A tecnologia de edição de genes CRISPR vem ganhando novas aplicações e tem potencial para transformar o diagnóstico e o tratamento de diversas doenças, como alguns estudos já aplicados em terapias para o câncer. Em 2011, as funções dessas “tesouras moleculares” foram descobertas pela microbióloga francesa Emmanuelle Charpentirer em uma parceria com a bioquímica norte-americana Jennifer Doudna. O estudo permitiu desvendar a interação entre o CRISPR e a molécula Cas9. A descoberta das pesquisadoras mereceu o Prêmio Nobel de Química em 2020.
O “Conjunto de Repetições Palindrômicas Curtas Regularmente Interespaçadas” ou CRISPR (Clustered Regularly Interspaced Short Palindromic Repeats) é uma região do genoma das bactérias caracterizada pela presença de sequências de DNA (ácido desoxirribonucleico) curtas e repetidas. As bactérias dispõem de um sistema que copia o DNA do vírus todas as vezes que são atacadas. Em um próximo ataque, elas utilizam essa memória para identificá-lo. Codificada pelo RNA, a proteína C9 da bactéria atua como uma tesoura e elimina parte do DNA do vírus em um novo ataque, impedindo a sua reprodução.

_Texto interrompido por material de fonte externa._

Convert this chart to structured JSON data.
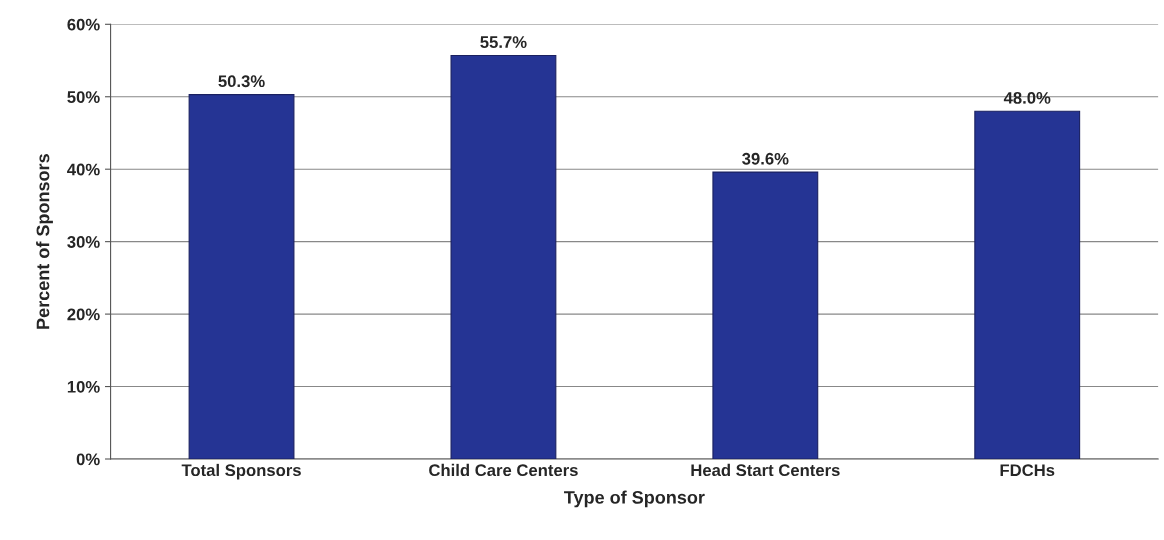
{
  "chart_data": {
    "type": "bar",
    "xlabel": "Type of Sponsor",
    "ylabel": "Percent of Sponsors",
    "categories": [
      "Total Sponsors",
      "Child Care Centers",
      "Head Start Centers",
      "FDCHs"
    ],
    "values": [
      50.3,
      55.7,
      39.6,
      48.0
    ],
    "value_labels": [
      "50.3%",
      "55.7%",
      "39.6%",
      "48.0%"
    ],
    "color": "#253494",
    "ylim": [
      0,
      60
    ],
    "yticks": [
      {
        "value": 0,
        "label": "0%"
      },
      {
        "value": 10,
        "label": "10%"
      },
      {
        "value": 20,
        "label": "20%"
      },
      {
        "value": 30,
        "label": "30%"
      },
      {
        "value": 40,
        "label": "40%"
      },
      {
        "value": 50,
        "label": "50%"
      },
      {
        "value": 60,
        "label": "60%"
      }
    ],
    "grid": "y",
    "legend": false
  }
}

As pesquisadoras aplicaram a técnica em outras células, inclusive humanas, e descobriram que a proteína C9 pode tirar uma sequência específica do DNA responsável pela doença no organismo. Em seguida, essa sequência é substituída por outra, que permite a regeneração dos próprios genes. Desde então, novas tecnologias CRISPR vêm sendo aproveitadas para criar sistemas de diagnósticos rápidos e de baixo custo, inclusive para diagnosticar genes resistentes a medicamentos.

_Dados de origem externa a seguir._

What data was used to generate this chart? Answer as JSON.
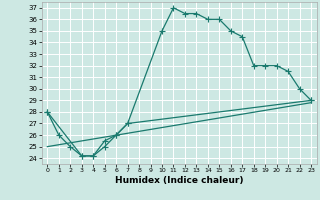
{
  "title": "",
  "xlabel": "Humidex (Indice chaleur)",
  "xlim": [
    -0.5,
    23.5
  ],
  "ylim": [
    23.5,
    37.5
  ],
  "yticks": [
    24,
    25,
    26,
    27,
    28,
    29,
    30,
    31,
    32,
    33,
    34,
    35,
    36,
    37
  ],
  "xticks": [
    0,
    1,
    2,
    3,
    4,
    5,
    6,
    7,
    8,
    9,
    10,
    11,
    12,
    13,
    14,
    15,
    16,
    17,
    18,
    19,
    20,
    21,
    22,
    23
  ],
  "bg_color": "#cde8e3",
  "grid_color": "#ffffff",
  "line_color": "#1a7a6e",
  "curve1_x": [
    0,
    1,
    2,
    3,
    4,
    5,
    6,
    7,
    10,
    11,
    12,
    13,
    14,
    15,
    16,
    17,
    18,
    19,
    20,
    21,
    22,
    23
  ],
  "curve1_y": [
    28.0,
    26.0,
    25.0,
    24.2,
    24.2,
    25.0,
    26.0,
    27.0,
    35.0,
    37.0,
    36.5,
    36.5,
    36.0,
    36.0,
    35.0,
    34.5,
    32.0,
    32.0,
    32.0,
    31.5,
    30.0,
    29.0
  ],
  "curve2_x": [
    0,
    3,
    4,
    5,
    6,
    7,
    23
  ],
  "curve2_y": [
    28.0,
    24.2,
    24.2,
    25.5,
    26.0,
    27.0,
    29.0
  ],
  "curve3_x": [
    0,
    23
  ],
  "curve3_y": [
    25.0,
    28.8
  ],
  "marker": "+",
  "markersize": 4,
  "linewidth": 0.9
}
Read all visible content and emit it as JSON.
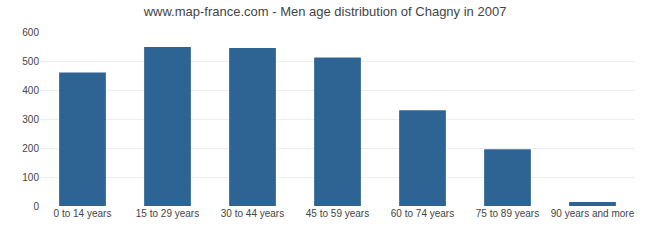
{
  "chart_data": {
    "type": "bar",
    "title": "www.map-france.com - Men age distribution of Chagny in 2007",
    "categories": [
      "0 to 14 years",
      "15 to 29 years",
      "30 to 44 years",
      "45 to 59 years",
      "60 to 74 years",
      "75 to 89 years",
      "90 years and more"
    ],
    "values": [
      460,
      548,
      545,
      512,
      330,
      196,
      14
    ],
    "color": "#2e6494",
    "ylim": [
      0,
      600
    ],
    "yticks": [
      0,
      100,
      200,
      300,
      400,
      500,
      600
    ],
    "grid": true
  }
}
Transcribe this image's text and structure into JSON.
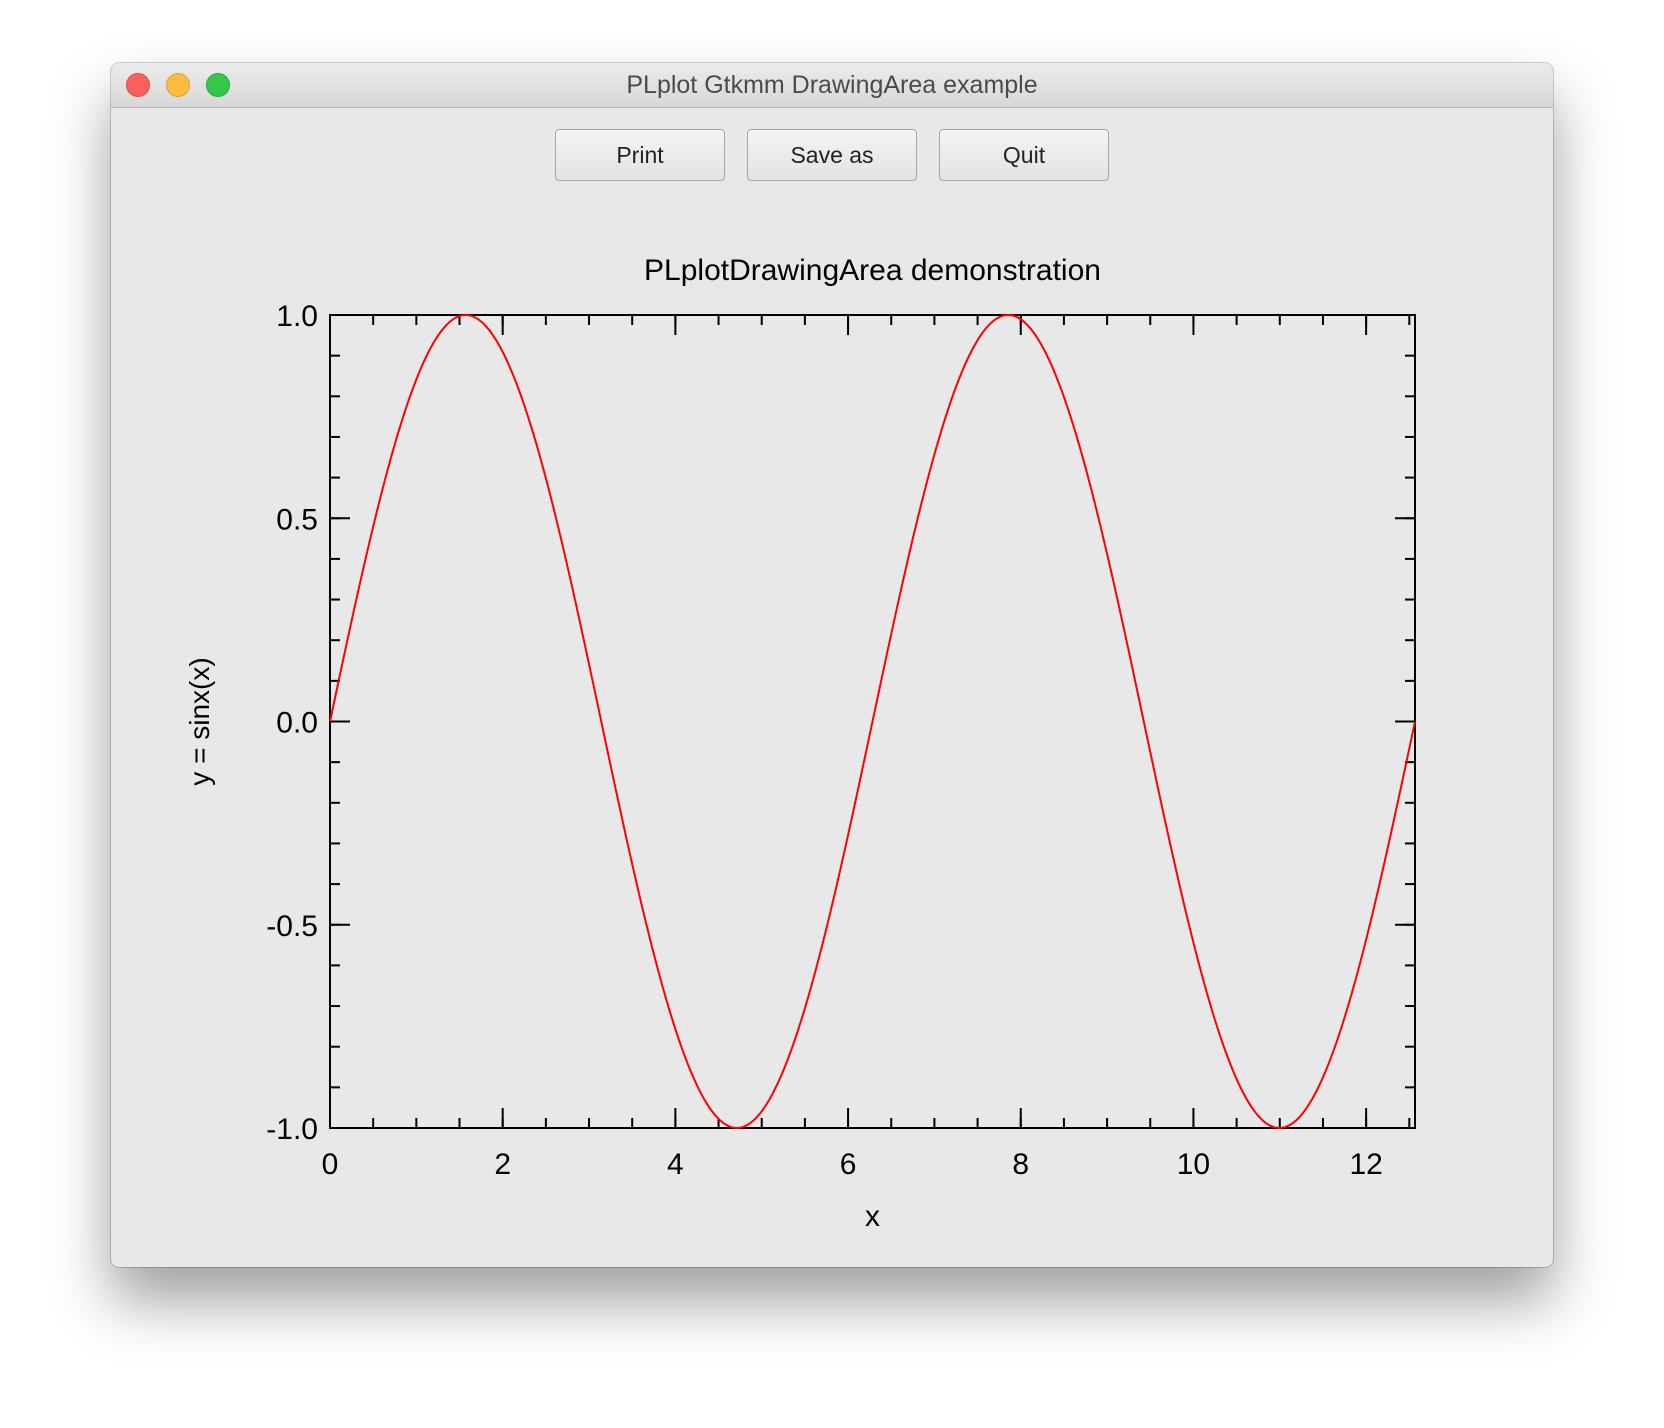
{
  "window": {
    "title": "PLplot Gtkmm DrawingArea example"
  },
  "toolbar": {
    "print_label": "Print",
    "save_as_label": "Save as",
    "quit_label": "Quit"
  },
  "colors": {
    "series": "#ff0000",
    "window_background": "#e8e8e8"
  },
  "chart_data": {
    "type": "line",
    "title": "PLplotDrawingArea demonstration",
    "xlabel": "x",
    "ylabel": "y = sinx(x)",
    "xlim": [
      0,
      12.566
    ],
    "ylim": [
      -1.0,
      1.0
    ],
    "x_ticks": [
      0,
      2,
      4,
      6,
      8,
      10,
      12
    ],
    "x_tick_labels": [
      "0",
      "2",
      "4",
      "6",
      "8",
      "10",
      "12"
    ],
    "y_ticks": [
      -1.0,
      -0.5,
      0.0,
      0.5,
      1.0
    ],
    "y_tick_labels": [
      "-1.0",
      "-0.5",
      "0.0",
      "0.5",
      "1.0"
    ],
    "x_minor_step": 0.5,
    "y_minor_step": 0.1,
    "grid": false,
    "series": [
      {
        "function": "sin(x)",
        "x": [
          0,
          0.5,
          1.0,
          1.5708,
          2.0,
          2.5,
          3.0,
          3.1416,
          3.5,
          4.0,
          4.7124,
          5.0,
          5.5,
          6.0,
          6.2832,
          6.5,
          7.0,
          7.854,
          8.5,
          9.0,
          9.4248,
          10.0,
          10.5,
          10.9956,
          11.5,
          12.0,
          12.566
        ],
        "y": [
          0.0,
          0.479,
          0.841,
          1.0,
          0.909,
          0.598,
          0.141,
          0.0,
          -0.351,
          -0.757,
          -1.0,
          -0.959,
          -0.706,
          -0.279,
          0.0,
          0.215,
          0.657,
          1.0,
          0.798,
          0.412,
          0.0,
          -0.544,
          -0.88,
          -1.0,
          -0.875,
          -0.537,
          0.0
        ]
      }
    ]
  }
}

Em 2013, o Dr. Feng Zhang, do Instituto de Massachusetts de Tecnologia, publicou o primeiro relatório baseado em CRISPR com edição de genes humanos. O pesquisador e sua equipe reconheceram o potencial dos sistemas CRISPR para produzirem modificações altamente direcionadas em genes humanos e projetaram um método para identificar RNAs guias e a proteína Cas9 em células humanas.
As principais vantagens da edição do gene CRISPR, em relação a outras técnicas de edição de genes, são sua especificidade e precisão de edição, mesmo para sequências muito pequenas. A ferramenta já vem sendo testada em estudos de fase 1 em pacientes humanos, onde as células do paciente são colhidas, modificadas em laboratório e reintroduzidas. Em 2019, uma pesquisa de um grupo da China fez um transplante com sucesso de medula óssea de um paciente HIV-1 positivo com leucemia linfoide aguda. Em outro ensaio da fase 1 com três pacientes com câncer refratário, sendo dois com mieloma avançado e um com lipossarcoma, os cientistas recolheram as células T, que foram modificadas com a engenharia CRISPR e reintroduzidas nos pacientes. No final de nove meses de acompanhamento, dois pacientes continuavam vivos e um deles faleceu. Os pesquisadores identificaram alterações cromossômicas em todas as populações de células T nesses pacientes.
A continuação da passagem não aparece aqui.